The Gross Value Added (GVA) of the UK forestry sector in 2019 was £0.65 billion, supporting the rural economy with employment in forest management, transport, wood processing, recreation, and tourism. The role of forestry in climate change mitigation is providing opportunities for the forestry sector, including woodland creation and increased demand for wood fuel and long-lived wood products. Forests, forest businesses, and the forestry sector must be resilient to climate change to continue to deliver the widest range of ecosystem services and benefits.
Climate change will affect industry and businesses, in particular extreme events such as heatwaves, storms, flooding, and wildfires increase the risk of disruption to transport, communications networks, and supply chains. Warmer temperatures can affect working conditions, and wetter autumns and winters may restrict forestry operations.
Climate change will affect each stage of the forestry supply chain, with impacts cascading to other stages. Forest nurseries and establishment will be affected through changes to seed production and viability, and the survival of young trees, which are vulnerable to drought, flooding, wind, and wildfire. Climate change may affect the timing of forest operations, such as planting, thinning, or harvesting. Forest transport may be disrupted by extreme heat, storms, and flooding. Changes in growth, quality, and tree species will affect the availability of harvested wood products, and in turn wood processing. The effects of adaptation actions in response to risks at each stage will also affect the supply chain, for example species diversification or moving to alternative management systems.
Management for carbon sequestration and registration through certified schemes such as the Woodland Carbon Code can provide income for forest management. The Woodland Carbon Code (WCC) is the quality assurance standard for woodland creation projects in the UK and generates independently verified carbon units. This scheme involves selling the rights to the carbon captured by certified woodlands to investors, typically those who wish to compensate for emissions.

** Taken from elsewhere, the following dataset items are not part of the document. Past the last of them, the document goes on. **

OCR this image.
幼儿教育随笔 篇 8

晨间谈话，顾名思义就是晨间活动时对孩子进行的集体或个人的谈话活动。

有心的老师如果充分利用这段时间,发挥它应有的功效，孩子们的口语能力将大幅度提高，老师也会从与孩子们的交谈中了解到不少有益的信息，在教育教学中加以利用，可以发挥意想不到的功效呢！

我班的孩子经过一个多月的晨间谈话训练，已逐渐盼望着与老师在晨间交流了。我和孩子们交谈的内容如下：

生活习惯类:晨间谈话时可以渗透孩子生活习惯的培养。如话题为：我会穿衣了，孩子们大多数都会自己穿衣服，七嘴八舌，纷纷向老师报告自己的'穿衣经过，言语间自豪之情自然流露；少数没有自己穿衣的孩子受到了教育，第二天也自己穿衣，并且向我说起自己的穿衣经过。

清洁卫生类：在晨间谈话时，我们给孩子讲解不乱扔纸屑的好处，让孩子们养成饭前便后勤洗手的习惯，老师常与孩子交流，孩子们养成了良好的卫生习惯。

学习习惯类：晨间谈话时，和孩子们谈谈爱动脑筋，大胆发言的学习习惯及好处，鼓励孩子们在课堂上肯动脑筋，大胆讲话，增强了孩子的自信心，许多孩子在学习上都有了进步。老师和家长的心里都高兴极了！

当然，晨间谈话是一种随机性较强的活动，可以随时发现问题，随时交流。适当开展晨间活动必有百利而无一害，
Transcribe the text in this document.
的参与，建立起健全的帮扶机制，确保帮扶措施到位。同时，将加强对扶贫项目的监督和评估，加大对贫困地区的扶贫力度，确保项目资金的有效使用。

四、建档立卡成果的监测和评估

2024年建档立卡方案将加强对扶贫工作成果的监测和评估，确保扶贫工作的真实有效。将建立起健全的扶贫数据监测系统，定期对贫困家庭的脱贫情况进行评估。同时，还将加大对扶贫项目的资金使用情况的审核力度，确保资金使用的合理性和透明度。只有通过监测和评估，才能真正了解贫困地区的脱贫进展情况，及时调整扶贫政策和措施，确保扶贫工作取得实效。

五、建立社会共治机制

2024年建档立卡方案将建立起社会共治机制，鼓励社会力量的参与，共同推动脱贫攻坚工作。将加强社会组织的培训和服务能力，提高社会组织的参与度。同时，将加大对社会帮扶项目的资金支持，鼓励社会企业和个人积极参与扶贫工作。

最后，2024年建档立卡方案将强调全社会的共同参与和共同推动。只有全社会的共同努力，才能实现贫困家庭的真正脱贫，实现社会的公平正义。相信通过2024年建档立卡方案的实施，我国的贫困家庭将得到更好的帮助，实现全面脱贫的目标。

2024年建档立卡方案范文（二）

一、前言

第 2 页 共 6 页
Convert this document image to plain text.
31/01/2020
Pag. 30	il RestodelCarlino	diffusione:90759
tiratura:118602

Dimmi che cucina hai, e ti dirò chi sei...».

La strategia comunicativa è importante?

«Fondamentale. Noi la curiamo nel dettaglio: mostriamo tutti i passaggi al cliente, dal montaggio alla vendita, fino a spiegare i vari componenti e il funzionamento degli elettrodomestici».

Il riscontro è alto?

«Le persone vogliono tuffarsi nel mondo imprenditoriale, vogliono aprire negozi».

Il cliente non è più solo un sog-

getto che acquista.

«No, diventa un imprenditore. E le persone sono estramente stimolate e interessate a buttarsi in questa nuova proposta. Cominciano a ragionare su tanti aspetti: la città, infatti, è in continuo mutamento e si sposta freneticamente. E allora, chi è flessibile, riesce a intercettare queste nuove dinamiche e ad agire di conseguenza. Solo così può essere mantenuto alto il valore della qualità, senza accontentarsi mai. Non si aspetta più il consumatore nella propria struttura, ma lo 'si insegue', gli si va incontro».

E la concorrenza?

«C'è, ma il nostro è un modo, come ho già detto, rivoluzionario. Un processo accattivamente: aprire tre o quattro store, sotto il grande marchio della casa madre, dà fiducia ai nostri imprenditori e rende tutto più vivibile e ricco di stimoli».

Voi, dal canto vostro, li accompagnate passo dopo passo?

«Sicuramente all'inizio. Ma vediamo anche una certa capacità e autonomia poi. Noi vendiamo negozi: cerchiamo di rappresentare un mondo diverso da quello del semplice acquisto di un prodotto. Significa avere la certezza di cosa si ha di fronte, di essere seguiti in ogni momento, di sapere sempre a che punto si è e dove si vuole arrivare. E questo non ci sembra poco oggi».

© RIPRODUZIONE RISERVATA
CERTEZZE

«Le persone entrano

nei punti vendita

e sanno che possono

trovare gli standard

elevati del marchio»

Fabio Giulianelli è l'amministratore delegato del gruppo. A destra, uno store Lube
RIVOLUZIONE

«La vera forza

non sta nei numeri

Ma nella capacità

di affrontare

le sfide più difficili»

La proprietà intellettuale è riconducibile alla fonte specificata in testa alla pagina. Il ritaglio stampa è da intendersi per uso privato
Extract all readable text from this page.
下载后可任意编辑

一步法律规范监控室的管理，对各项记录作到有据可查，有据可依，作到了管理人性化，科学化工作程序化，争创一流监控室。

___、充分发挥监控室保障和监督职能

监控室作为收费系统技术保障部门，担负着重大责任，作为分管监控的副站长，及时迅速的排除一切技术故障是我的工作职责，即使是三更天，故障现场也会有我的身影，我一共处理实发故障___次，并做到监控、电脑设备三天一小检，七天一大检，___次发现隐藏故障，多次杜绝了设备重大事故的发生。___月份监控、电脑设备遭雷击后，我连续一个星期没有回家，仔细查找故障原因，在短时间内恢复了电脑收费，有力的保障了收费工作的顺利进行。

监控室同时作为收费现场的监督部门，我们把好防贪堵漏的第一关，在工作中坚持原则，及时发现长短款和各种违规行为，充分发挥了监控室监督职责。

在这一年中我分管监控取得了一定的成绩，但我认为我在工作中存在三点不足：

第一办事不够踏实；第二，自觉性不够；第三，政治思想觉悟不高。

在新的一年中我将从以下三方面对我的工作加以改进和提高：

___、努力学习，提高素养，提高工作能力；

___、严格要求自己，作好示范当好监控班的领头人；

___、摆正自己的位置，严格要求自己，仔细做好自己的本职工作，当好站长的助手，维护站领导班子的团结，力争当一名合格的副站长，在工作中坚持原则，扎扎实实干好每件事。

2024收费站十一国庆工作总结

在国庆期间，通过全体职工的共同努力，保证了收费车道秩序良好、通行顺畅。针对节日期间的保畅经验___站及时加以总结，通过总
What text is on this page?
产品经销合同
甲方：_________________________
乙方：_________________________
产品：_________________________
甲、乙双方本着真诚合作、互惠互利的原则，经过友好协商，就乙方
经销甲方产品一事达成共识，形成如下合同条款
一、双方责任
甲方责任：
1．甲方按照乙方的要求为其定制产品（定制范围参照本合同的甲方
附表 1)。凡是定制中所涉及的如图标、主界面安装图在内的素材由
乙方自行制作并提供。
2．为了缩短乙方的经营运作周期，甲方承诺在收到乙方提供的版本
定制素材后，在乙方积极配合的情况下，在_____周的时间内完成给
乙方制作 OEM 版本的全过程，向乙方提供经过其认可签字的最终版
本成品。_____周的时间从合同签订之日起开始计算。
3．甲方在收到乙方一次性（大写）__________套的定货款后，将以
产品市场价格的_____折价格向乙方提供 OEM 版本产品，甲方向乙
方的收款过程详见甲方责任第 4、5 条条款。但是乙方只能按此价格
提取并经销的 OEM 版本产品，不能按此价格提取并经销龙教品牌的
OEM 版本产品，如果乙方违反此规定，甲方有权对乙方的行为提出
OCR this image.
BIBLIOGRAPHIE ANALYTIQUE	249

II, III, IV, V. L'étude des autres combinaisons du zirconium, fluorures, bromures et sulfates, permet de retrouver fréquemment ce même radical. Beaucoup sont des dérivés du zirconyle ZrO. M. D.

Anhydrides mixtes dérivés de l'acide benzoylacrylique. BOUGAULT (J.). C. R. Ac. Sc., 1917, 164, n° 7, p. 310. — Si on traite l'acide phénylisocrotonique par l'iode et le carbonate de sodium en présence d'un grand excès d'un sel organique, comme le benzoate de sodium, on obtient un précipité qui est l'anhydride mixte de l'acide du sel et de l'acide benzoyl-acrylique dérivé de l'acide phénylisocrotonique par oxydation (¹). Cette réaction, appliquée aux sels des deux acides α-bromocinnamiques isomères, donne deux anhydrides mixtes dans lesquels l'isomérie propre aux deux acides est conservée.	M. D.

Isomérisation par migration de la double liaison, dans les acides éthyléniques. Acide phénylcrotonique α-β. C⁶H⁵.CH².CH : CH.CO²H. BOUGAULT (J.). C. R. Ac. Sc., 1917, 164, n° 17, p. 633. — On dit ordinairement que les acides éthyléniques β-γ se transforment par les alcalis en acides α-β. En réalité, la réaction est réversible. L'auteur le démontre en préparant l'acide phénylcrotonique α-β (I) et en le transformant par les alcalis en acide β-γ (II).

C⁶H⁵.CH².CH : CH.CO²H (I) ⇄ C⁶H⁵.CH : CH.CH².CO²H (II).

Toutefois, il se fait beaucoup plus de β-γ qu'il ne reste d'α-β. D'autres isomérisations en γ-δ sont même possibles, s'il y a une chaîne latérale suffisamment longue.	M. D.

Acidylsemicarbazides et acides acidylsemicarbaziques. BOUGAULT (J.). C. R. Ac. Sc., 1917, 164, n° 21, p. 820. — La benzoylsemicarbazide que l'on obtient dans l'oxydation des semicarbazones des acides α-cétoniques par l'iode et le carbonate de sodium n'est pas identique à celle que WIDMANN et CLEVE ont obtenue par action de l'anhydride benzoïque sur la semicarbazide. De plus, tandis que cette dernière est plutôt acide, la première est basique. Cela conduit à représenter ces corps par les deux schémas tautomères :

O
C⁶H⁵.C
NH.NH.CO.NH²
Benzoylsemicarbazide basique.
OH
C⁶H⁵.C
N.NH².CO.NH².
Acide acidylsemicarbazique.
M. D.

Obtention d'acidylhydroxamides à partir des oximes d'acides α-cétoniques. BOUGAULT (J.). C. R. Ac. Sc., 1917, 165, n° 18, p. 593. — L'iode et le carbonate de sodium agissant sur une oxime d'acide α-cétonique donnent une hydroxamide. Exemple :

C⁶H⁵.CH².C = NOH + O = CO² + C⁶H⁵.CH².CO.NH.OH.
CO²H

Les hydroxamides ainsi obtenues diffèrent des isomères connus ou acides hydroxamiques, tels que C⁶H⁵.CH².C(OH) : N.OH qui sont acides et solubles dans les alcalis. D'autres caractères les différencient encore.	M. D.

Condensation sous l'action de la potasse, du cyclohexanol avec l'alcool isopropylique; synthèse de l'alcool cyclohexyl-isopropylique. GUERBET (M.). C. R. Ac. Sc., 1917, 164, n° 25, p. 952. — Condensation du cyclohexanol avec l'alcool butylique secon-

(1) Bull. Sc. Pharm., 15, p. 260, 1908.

Adaptation to climate change is more than identifying alternative tree species. There is a wide range of possible measures that may be necessary to adapt current stands to future changes and to specific risks. For example, choice of planting material (different provenances and species; improved stock from breeding or selection programmes), alternative thinning regimes, restructuring, transitioning to a continuous cover system, management of vegetation for wildfire, increased monitoring, and contingency planning.
It is important to identify windows of opportunity to undertake adaptation interventions, such as to coincide with stand thinning or replanting. Measures should be implemented sooner rather than later, due to the timescales involved and long forest rotations.
Climate change will affect different sites and stands differently. Assessing the site-specific risks and interactions between multiple risks is essential, by refining projections to the stand level and integrating local expertise e.g. knowledge of frost pockets, or areas prone to flooding
The Ecological Site Classification (ESC) decision support tool can support decision making by assessing the current and future suitability of tree species for a forest site. Information about alternative species and management systems, are available, as is guidance for managing specific risks.